It is quite difficult to manually select a model order that will perform well at forecasting a dataset. This is why Rob has built the 'auto.arima' function in his R forecast package, to figure out the model that may perform best based on certain metrics.
When you see a pacf plot with significantly negative lags that usually means you have over differenced your data. Try removing the 1st order difference and keeping the 12 order difference. Then carry on making your best guess.
I'd recommend trying his auto.arima function and passing it a time series object with frequency = 12. He has a good writeup of seasonal arima models here:
https://www.otexts.org/fpp/8/9
If you would like more insight into manually selecting a SARIMA model order, this is a good read:
https://onlinecourses.science.psu.edu/stat510/node/67
In response to your Edit: I think it would be beneficial to this post if you clarify your objective.

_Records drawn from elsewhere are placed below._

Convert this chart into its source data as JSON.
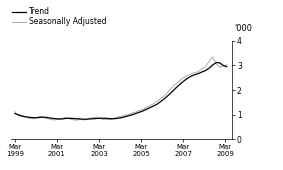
{
  "ylabel_right": "'000",
  "ylim": [
    0,
    4
  ],
  "yticks": [
    0,
    1,
    2,
    3,
    4
  ],
  "xlim_start": 1999.0,
  "xlim_end": 2009.5,
  "xtick_years": [
    1999,
    2001,
    2003,
    2005,
    2007,
    2009
  ],
  "trend_color": "#000000",
  "sa_color": "#aaaaaa",
  "legend_entries": [
    "Trend",
    "Seasonally Adjusted"
  ],
  "background_color": "#ffffff",
  "trend_data": [
    [
      1999.17,
      1.05
    ],
    [
      1999.25,
      1.02
    ],
    [
      1999.42,
      0.97
    ],
    [
      1999.58,
      0.93
    ],
    [
      1999.75,
      0.91
    ],
    [
      1999.92,
      0.89
    ],
    [
      2000.08,
      0.88
    ],
    [
      2000.25,
      0.88
    ],
    [
      2000.42,
      0.9
    ],
    [
      2000.58,
      0.9
    ],
    [
      2000.75,
      0.88
    ],
    [
      2000.92,
      0.86
    ],
    [
      2001.08,
      0.84
    ],
    [
      2001.25,
      0.83
    ],
    [
      2001.42,
      0.83
    ],
    [
      2001.58,
      0.85
    ],
    [
      2001.75,
      0.86
    ],
    [
      2001.92,
      0.85
    ],
    [
      2002.08,
      0.84
    ],
    [
      2002.25,
      0.83
    ],
    [
      2002.42,
      0.82
    ],
    [
      2002.58,
      0.82
    ],
    [
      2002.75,
      0.83
    ],
    [
      2002.92,
      0.84
    ],
    [
      2003.08,
      0.85
    ],
    [
      2003.25,
      0.86
    ],
    [
      2003.42,
      0.86
    ],
    [
      2003.58,
      0.85
    ],
    [
      2003.75,
      0.84
    ],
    [
      2003.92,
      0.84
    ],
    [
      2004.08,
      0.86
    ],
    [
      2004.25,
      0.88
    ],
    [
      2004.42,
      0.92
    ],
    [
      2004.58,
      0.96
    ],
    [
      2004.75,
      1.0
    ],
    [
      2004.92,
      1.05
    ],
    [
      2005.08,
      1.1
    ],
    [
      2005.25,
      1.15
    ],
    [
      2005.42,
      1.22
    ],
    [
      2005.58,
      1.28
    ],
    [
      2005.75,
      1.35
    ],
    [
      2005.92,
      1.42
    ],
    [
      2006.08,
      1.52
    ],
    [
      2006.25,
      1.63
    ],
    [
      2006.42,
      1.75
    ],
    [
      2006.58,
      1.88
    ],
    [
      2006.75,
      2.02
    ],
    [
      2006.92,
      2.16
    ],
    [
      2007.08,
      2.28
    ],
    [
      2007.25,
      2.4
    ],
    [
      2007.42,
      2.5
    ],
    [
      2007.58,
      2.58
    ],
    [
      2007.75,
      2.63
    ],
    [
      2007.92,
      2.68
    ],
    [
      2008.08,
      2.74
    ],
    [
      2008.25,
      2.8
    ],
    [
      2008.42,
      2.9
    ],
    [
      2008.58,
      3.02
    ],
    [
      2008.75,
      3.12
    ],
    [
      2008.92,
      3.1
    ],
    [
      2009.08,
      3.0
    ],
    [
      2009.25,
      2.95
    ]
  ],
  "sa_data": [
    [
      1999.17,
      1.12
    ],
    [
      1999.25,
      1.03
    ],
    [
      1999.42,
      0.94
    ],
    [
      1999.58,
      0.96
    ],
    [
      1999.75,
      0.87
    ],
    [
      1999.92,
      0.85
    ],
    [
      2000.08,
      0.84
    ],
    [
      2000.25,
      0.91
    ],
    [
      2000.42,
      0.93
    ],
    [
      2000.58,
      0.87
    ],
    [
      2000.75,
      0.84
    ],
    [
      2000.92,
      0.8
    ],
    [
      2001.08,
      0.79
    ],
    [
      2001.25,
      0.82
    ],
    [
      2001.42,
      0.85
    ],
    [
      2001.58,
      0.89
    ],
    [
      2001.75,
      0.83
    ],
    [
      2001.92,
      0.8
    ],
    [
      2002.08,
      0.78
    ],
    [
      2002.25,
      0.81
    ],
    [
      2002.42,
      0.79
    ],
    [
      2002.58,
      0.81
    ],
    [
      2002.75,
      0.87
    ],
    [
      2002.92,
      0.89
    ],
    [
      2003.08,
      0.91
    ],
    [
      2003.25,
      0.83
    ],
    [
      2003.42,
      0.8
    ],
    [
      2003.58,
      0.82
    ],
    [
      2003.75,
      0.8
    ],
    [
      2003.92,
      0.87
    ],
    [
      2004.08,
      0.91
    ],
    [
      2004.25,
      0.94
    ],
    [
      2004.42,
      0.97
    ],
    [
      2004.58,
      1.01
    ],
    [
      2004.75,
      1.07
    ],
    [
      2004.92,
      1.11
    ],
    [
      2005.08,
      1.17
    ],
    [
      2005.25,
      1.21
    ],
    [
      2005.42,
      1.29
    ],
    [
      2005.58,
      1.37
    ],
    [
      2005.75,
      1.44
    ],
    [
      2005.92,
      1.54
    ],
    [
      2006.08,
      1.64
    ],
    [
      2006.25,
      1.74
    ],
    [
      2006.42,
      1.89
    ],
    [
      2006.58,
      2.04
    ],
    [
      2006.75,
      2.19
    ],
    [
      2006.92,
      2.31
    ],
    [
      2007.08,
      2.44
    ],
    [
      2007.25,
      2.54
    ],
    [
      2007.42,
      2.61
    ],
    [
      2007.58,
      2.67
    ],
    [
      2007.75,
      2.71
    ],
    [
      2007.92,
      2.77
    ],
    [
      2008.08,
      2.87
    ],
    [
      2008.25,
      2.97
    ],
    [
      2008.42,
      3.18
    ],
    [
      2008.58,
      3.35
    ],
    [
      2008.75,
      3.05
    ],
    [
      2008.92,
      2.92
    ],
    [
      2009.08,
      2.98
    ],
    [
      2009.25,
      3.02
    ]
  ]
}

Which of the following are you trying to achieve?
Find a model where residuals satisfy Ljung Box Test
Produce the most accurate out of sample forecast
Manually select lag orders such that ACF and PACF plots show no significant lags remaining.
In my opinion, #2 is the most sought after objective so I'll assume that is your goal. From my experience, #3 produces poor results out of sample. In regards to #1, I am usually not concerned about correlations remaining in the residuals. We know we do not have the true model for this time-series, so I do not feel there's any reason to expect an approximate model that performs well out of sample to not have left something behind in the residuals that is more complex perhaps, or nonlinear etc.

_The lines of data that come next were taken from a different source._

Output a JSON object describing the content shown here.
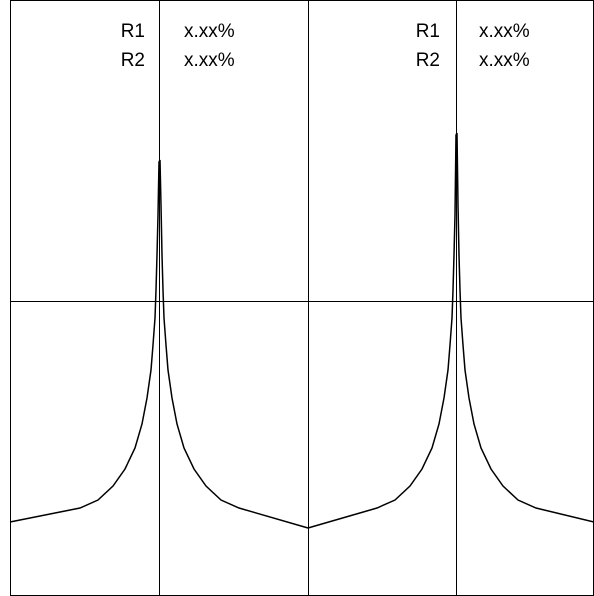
{
  "panels": [
    {
      "readouts": [
        {
          "label": "R1",
          "value": "x.xx%"
        },
        {
          "label": "R2",
          "value": "x.xx%"
        }
      ]
    },
    {
      "readouts": [
        {
          "label": "R1",
          "value": "x.xx%"
        },
        {
          "label": "R2",
          "value": "x.xx%"
        }
      ]
    }
  ],
  "colors": {
    "background": "#ffffff",
    "line": "#000000"
  }
}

To provide you another SARIMA result, I ran this data through some code I've developed and found the following equation produced the minimal error on a cross-validation period.
Final model is:
SARIMA [0,1,1] [1,1,1]12 with a constant using the log normal of the time-series.
The errors in the cross validation period are:
MAPE = 16%
MAE = 0.46
RSQR = 74%
Here is the Partial Autocorrelation plot of the residuals for your information.
This is roughly similar in methodology to selecting an equation based on AICc to my understanding, but is ultimately a different approach. Regardless, if your objective is out of sample accuracy, I'd recommend evaluating equations in terms of their out of sample accuracy versus in-sample fit, tests, or plots.